Open Source vs Proprietary Platforms

Open Source vs Proprietary Platforms

The pros and cons of this difficult decision

If you are looking to migrate your digital collections, one of the most important decisions to make is whether your new platform will be open source or proprietary (for a short history of this dichotomy, read the wiki article here). This question isn’t an easy one and there are pros and cons to both. Below you’ll find several helpful links and quotes for when you’re at this pivotal crossroads.

Librarian Carol Bean’s 2010 blog post shares a rather exhaustive list of platforms from both sides, some of which have already gone out of favor. Her key takeaway:

The main difference between proprietary systems and the open source systems listed above is economics. While the argument in the past has been that open source systems are not as developed and require more in-house expertise to implement, that is not the case anymore. For one thing, even proprietary systems require in-house expertise in varying levels in order to realize full functionality of their features (see, e.g., Creating an Institutional Repository for State Government Digital Publications). For another, as the number of libraries implementing Digital Libraries with resource discovery have increased, development of Digital Asset Management Systems has matured beyond the Alpha, and sometimes even Beta, stage. Open source Systems which did not reach critical mass have quietly died or been absorbed into better supported products. In the proprietary field, systems typically are developed within a parent organization that includes other software, such as an Integrated Library System, whose profits support R&D for the DAM.

So, while economics should broadly encompass all aspects of implementation, including time and asset costs, in this case the economics is primarily the money involved, since the difference in the other factors has pretty much been leveled. With any system, you will be involved in user forums, in bug fix requests, in creating (or updating) documentation, in training, in local tweaking, with or without outside help. Proprietary systems are currently asking between $10,000 and $20,000 per year for a (relatively) small archive, from what I have seen and heard.

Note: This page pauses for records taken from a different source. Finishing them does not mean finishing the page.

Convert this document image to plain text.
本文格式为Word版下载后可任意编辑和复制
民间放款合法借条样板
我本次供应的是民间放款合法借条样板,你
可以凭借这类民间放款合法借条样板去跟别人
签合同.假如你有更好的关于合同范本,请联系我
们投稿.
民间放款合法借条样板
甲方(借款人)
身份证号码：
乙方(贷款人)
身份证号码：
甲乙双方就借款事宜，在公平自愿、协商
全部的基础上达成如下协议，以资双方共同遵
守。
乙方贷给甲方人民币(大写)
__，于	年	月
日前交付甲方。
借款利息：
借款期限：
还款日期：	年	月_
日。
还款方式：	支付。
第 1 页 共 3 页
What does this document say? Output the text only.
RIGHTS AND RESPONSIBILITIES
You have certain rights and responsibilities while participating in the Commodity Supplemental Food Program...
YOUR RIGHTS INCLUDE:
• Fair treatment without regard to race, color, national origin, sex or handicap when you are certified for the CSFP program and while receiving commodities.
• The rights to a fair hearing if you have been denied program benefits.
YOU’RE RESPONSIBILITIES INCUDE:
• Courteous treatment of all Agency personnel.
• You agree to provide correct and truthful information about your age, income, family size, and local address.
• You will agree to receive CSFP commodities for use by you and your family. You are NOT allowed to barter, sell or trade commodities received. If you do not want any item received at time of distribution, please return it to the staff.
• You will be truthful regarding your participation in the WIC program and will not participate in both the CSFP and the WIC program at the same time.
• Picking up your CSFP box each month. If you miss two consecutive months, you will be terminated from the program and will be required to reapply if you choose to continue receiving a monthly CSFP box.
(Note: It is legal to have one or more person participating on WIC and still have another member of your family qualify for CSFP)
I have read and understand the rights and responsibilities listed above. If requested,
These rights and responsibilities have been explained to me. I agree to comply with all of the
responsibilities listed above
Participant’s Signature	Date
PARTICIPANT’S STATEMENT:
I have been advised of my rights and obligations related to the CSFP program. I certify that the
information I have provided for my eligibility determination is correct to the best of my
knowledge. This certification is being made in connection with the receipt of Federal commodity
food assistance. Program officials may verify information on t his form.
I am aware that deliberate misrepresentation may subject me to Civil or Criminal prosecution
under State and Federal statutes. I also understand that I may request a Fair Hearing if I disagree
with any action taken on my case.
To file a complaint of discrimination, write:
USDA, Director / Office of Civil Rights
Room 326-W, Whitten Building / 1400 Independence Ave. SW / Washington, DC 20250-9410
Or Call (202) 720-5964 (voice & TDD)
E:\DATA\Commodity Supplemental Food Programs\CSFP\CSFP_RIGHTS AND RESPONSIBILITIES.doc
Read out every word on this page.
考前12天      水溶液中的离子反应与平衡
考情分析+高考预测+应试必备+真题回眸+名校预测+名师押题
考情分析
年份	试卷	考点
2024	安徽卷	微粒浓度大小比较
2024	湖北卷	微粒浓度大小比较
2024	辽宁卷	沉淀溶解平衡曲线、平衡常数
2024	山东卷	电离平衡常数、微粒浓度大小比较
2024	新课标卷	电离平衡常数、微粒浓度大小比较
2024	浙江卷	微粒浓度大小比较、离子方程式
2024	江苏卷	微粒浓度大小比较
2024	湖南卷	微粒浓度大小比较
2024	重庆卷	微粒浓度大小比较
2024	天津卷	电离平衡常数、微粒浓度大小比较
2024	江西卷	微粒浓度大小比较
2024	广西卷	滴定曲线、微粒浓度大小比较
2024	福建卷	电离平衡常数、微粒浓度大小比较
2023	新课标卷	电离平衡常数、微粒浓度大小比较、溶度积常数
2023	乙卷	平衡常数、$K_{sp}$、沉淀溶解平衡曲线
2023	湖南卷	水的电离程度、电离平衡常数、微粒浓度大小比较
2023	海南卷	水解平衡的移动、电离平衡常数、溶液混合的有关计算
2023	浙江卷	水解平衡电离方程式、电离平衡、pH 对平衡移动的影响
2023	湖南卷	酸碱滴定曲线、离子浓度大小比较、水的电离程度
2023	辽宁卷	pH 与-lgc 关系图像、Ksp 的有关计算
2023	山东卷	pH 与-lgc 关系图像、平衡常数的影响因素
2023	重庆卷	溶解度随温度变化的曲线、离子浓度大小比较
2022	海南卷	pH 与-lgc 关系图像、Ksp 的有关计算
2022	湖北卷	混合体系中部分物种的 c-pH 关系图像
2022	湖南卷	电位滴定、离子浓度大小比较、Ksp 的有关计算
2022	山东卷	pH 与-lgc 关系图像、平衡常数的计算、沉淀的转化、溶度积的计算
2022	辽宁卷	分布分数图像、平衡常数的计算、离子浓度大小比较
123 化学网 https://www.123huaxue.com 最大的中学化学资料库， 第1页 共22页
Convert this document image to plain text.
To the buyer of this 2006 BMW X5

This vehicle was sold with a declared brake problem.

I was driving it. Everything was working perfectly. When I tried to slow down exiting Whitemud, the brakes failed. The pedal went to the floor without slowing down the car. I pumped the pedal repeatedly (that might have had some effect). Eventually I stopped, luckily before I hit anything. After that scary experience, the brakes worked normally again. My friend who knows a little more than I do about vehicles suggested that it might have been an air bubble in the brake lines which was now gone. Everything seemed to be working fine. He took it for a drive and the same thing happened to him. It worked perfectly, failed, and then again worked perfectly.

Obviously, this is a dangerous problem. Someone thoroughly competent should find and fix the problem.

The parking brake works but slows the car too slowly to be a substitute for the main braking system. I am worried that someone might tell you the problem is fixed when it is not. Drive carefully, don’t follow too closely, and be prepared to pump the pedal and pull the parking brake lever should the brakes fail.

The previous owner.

In the code4lib journal article “Breaking Up With CONTENTdm: Why and How One Institution Took the Leap to Open Source” by Heather Gilbert and Tyler Mobley, they reiterate Carol’s cost issues with proprietary systems:

By 2011, LCDL had over 12 project partners and almost 50,000 items digitized. LCDL’s current CONTENTdm license was limited to 50,000 items. CONTENTdm defines items as single scans. Compound objects are counted as the number of scans plus one for the compound object record. The next and last tier available to LCDL in licensing was the unlimited license. This license allows an organization to upload an unlimited number of items. LCDL staff and library administrators were faced with the costly decision of committing to CONTENTdm and purchasing the unlimited license, a one time cost upwards of $40,000 with annual maintenance fees upwards of $9,000, or looking for other solutions. The easy answer would have been to invest in the unlimited license; however, even at less than 50,000 items, there were already obvious problems with the existing system, including server-side software issues and inaccurate search results. The College decided the CONTENTdm upgrade was not only expensive, but also would not solve these system problems, and focused on the viability of available open source options.”

And while the cost issue is there, it’s important to to remember that both have their challenges, as Marina Morgan and Naomi Eichenlaub lay out in the abstract for their “Digital Asset Management Systems: Open Source or Not Open Source?” poster presented at the 2016 DCMI International Conference on Dublin Core and Metadata Applications.

There are challenges with adopting both open source and proprietary software and selecting one or the other will be guided by the circumstances of each institution and even each project. In terms of implementing open source, the software may be free but there will definitely be a significant investment of staffing resources, most likely in the form of technical expertise. Alternatively, there are now a number of options to outsource open source implementation and hosting. Finally, there are well-established communities of practice to provide technical support for all the open source options described above. On the other side, implementing proprietary solutions may be feasible for libraries without an IT staff. However, one of the major drawbacks of a proprietary-software package is expense. Depending on the number of users, the licensing and installation fee can be fairly expensive especially in comparison to open source software. While out-of-the-box solutions are easier to adopt, they are not usually as adaptable to the constantly changing needs of the institutions.

Bridge2Hyku’s mission is to help with the migration process to the open source Hyku, but the tools we’re building and the best practices that will be highlighted, will be helpful to those that decide to migrate to closed platforms as well.